By Brigitte Leoni
A multinational tsunami drill in the Indian Ocean has taught Seychelles key lessons about how to save lives in the event that a potentially deadly wave strikes in the future, according to senior officials in the island nation.
Mr. Paul Labaleine, Director of Seychelles’ Division of Risk and Disaster Management, said that his archipelago’s participation in the 24-nation IOWave16 exercise held in September had underscored the need to get a range of participating bodies to work together better.
“The tsunami simulation was a success and allowed us to identify the bottlenecks and the problems of coordination that we still have between the main national actors and institutions, but overall we have made enormous progress and we will be able to address each point before the next drill,” he said.
Indian Ocean countries set up a regionwide warning system under the guidance of UN science agency UNESO in the wake of the December 2004 tsunami tragedy that caused an estimated 227,000 fatalities in the region.
Besides focusing on the science of issuing alerts, the region’s efforts have centered on acting to reduce risk by ensuring that the public is aware of how to cope with the threat of tsunamis and that the various branches of the authorities work in harmony to do so.
Exercises are a key part of that effort. IOWave was initiated in 2009 by UNESCO’s Intergovernmental Oceanographic Commission.
IOWave16 has had an added edge this year, coming just weeks before the first-ever World Tsunami Awareness Day on 5 November, and ahead of International Day for Disaster Reduction on October 13, the focus of which is reducing disaster mortality.
Tsunamis, normally sparked by undersea earthquakes, are relatively rare. But they can also be extremely deadly: in the past 100 years, 58 have claimed more than 260,000 lives. The average toll, 4,600 per disaster, surpassed that of any other natural hazard.

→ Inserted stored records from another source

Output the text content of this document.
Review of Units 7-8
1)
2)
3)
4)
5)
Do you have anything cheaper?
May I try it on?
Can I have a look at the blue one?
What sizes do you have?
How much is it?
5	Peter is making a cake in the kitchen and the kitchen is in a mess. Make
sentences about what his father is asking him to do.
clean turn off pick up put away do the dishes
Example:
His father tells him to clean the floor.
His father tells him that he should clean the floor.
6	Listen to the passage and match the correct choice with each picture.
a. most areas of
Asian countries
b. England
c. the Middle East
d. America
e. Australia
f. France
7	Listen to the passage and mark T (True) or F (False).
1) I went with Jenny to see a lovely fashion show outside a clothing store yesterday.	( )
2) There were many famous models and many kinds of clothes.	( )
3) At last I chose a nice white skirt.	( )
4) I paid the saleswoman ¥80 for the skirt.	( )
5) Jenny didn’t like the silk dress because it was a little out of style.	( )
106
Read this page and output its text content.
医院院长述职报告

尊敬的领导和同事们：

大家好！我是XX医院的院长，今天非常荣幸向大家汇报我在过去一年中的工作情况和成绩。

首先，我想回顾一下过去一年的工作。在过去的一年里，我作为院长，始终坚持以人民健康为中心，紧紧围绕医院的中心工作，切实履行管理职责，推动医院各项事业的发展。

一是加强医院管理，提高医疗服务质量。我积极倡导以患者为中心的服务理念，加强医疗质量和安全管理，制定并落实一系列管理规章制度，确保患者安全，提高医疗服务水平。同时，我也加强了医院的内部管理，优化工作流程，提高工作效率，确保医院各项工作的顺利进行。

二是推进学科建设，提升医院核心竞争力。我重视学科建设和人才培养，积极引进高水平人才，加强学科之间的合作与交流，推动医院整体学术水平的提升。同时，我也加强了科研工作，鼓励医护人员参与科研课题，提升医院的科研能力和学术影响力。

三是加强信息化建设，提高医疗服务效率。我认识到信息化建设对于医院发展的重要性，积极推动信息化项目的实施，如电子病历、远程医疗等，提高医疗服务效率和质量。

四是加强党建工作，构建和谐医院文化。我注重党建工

Seychelles was relatively spared by the 2004 disaster, with three deaths. But the authorities are far from complacent, and have taken part in three editions of IOWave.
This year’s regionwide scenario was based on a 9.2-magnitude earthquake off Indonesia that generated a massive wave. In the drill, the tsunami was expected to reach Seychelles seven hours later, thus testing the country’s ability to brace for and deal with such a hazard.
The simulation showed that in such circumstances, not only would the archipelago be hit by a six-meter wave in the south, but also by smaller waves, up to two meters, in the capital Victoria and its surroundings, home to key national infrastructure such as the main utilities and the Seychelles Petroleum Company (SEYPEC).
The exercise involved a range of Seychelles institutions, including the SEYPEC, the Port Authority, Maritime Safety Agency, Public Utilities Corporation, the Zil Air helicopter company, the Seychelles Civil Aviation Authority, the Seychelles Land Transport Corporation, two dozen hotels, plus a hospital, an old people's home and the Land Marine company.
All told, 1,000 people were evacuated.
“The scenario has given us new data and information to consider and has clearly showed that damage to infrastructure will be high,” said Ms. Regina Prosper, the Division of Risk and Disaster Management expert who was at the helm of the drill in Seychelles.
“Many infrastructures will be inundated, so we will need to work on this in the next few months,” she added.
Evacuating people to higher ground and ensuring quick transportation were also identified as serious problems that need to be tackled better. Traffic is already heavy in Victoria at the best of times, and roads may not be practicable if a real tsunami happens.
“We will be able to move 15,000 people with our buses if it is necessary, but we cannot predict if the roads will be okay,” said Mr. Jean Claude Rosine, supervisor at the Seychelles Land Transport Corporation.
More than 90,000 people live in Seychelles, mostly on its shores, and there is only one main road going around the main Island and three main inland ones.
Shelters were also identified as a concern, given that schools, which currently constitute the main buildings to be requisitioned in the event of a disaster, may lack capacity to take in enough evacuees.
“We still have some problems but we are learning after each simulation and we can reasonably say that Seychelles is today better prepared to face a tsunami than in 2004. Staff in our main public services are much more prepared and our key partners have contingency plans in place,” said Ms. Prosper.
Besides earthquakes off Indonesia, Seychelles is also threatened by shakes in the Makran Trench, off Pakistan and Iran, that could lead to a tsunami hitting within five hours. A tsunami could also be triggered by volcanic eruptions on Reunion Island or the Comoros, with waves estimated to arrive in less than three hours.